The “CSM” compatibility function in the BIOS is turned on and all devices are set to Legacy mode, but I’ve tried multiple combinations of UEFI and Legacy with no luck.

This seems to be a driver issue with CentOS to me. My uninformed assumption would be that switching the SATA controller to IDE would make it even easier to detect from a compatibility standpoint. I found a forum post elsewhere that mentioned starting the installer with a “all-generic-ide” option of some sort. Is there any merit to that?

Any thoughts on this? Any assistance is much appreciated. Thank you!

I forgot to add that this is FreePBX Stable-5.211.65-11. Asterisk version doesn’t matter as in this case the problem is basic installation.

It should be noted that I was just able to install Ubuntu 14.04 LTS without any hardware detection issues with the same BIOS settings (IDE mode, CSM enabled, Legacy modes for all hardware).

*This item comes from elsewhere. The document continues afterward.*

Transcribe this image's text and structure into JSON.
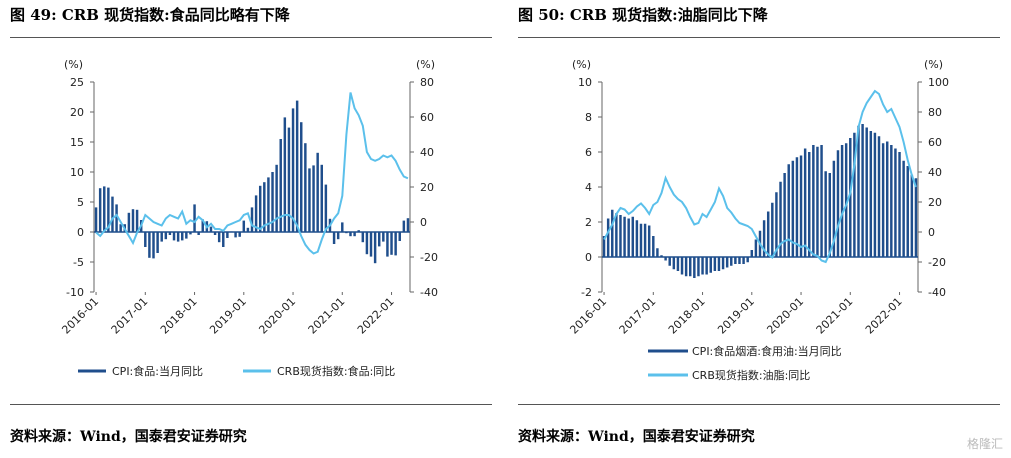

Is Ubuntu packaging more drivers that the FreePBX distro?

Just installed the latest version of FreePBX Distro last week. I have noticed that with FreePBX Distro, the hardware support is not … ideal. I had to use the “no RAID” mode on a Dell Optiplex 780 that had Intel hardware RAID enabled, just to see the LUN. (yes, I am aware that FreePBX is referring to software RAID) I also have had an issue where it doesn’t want to partition a completely empty drive, and had to switch over to command-line to create a partition (and thus a partition table) so that the installer would continue.

Do either of these suggestions help? The CF to SATA adapter not showing up in the BIOS seems rather suspicious. I have heard that CF to IDE / SATA adapters can be pretty flaky, depending upon the chipset in the CF card. Specifically, I have a Transcend -> IDE setup that kept throwing errors.

I recommend you go with a mSATA -> SATA adapter and a mSATA card, if you’re looking for a really small solution.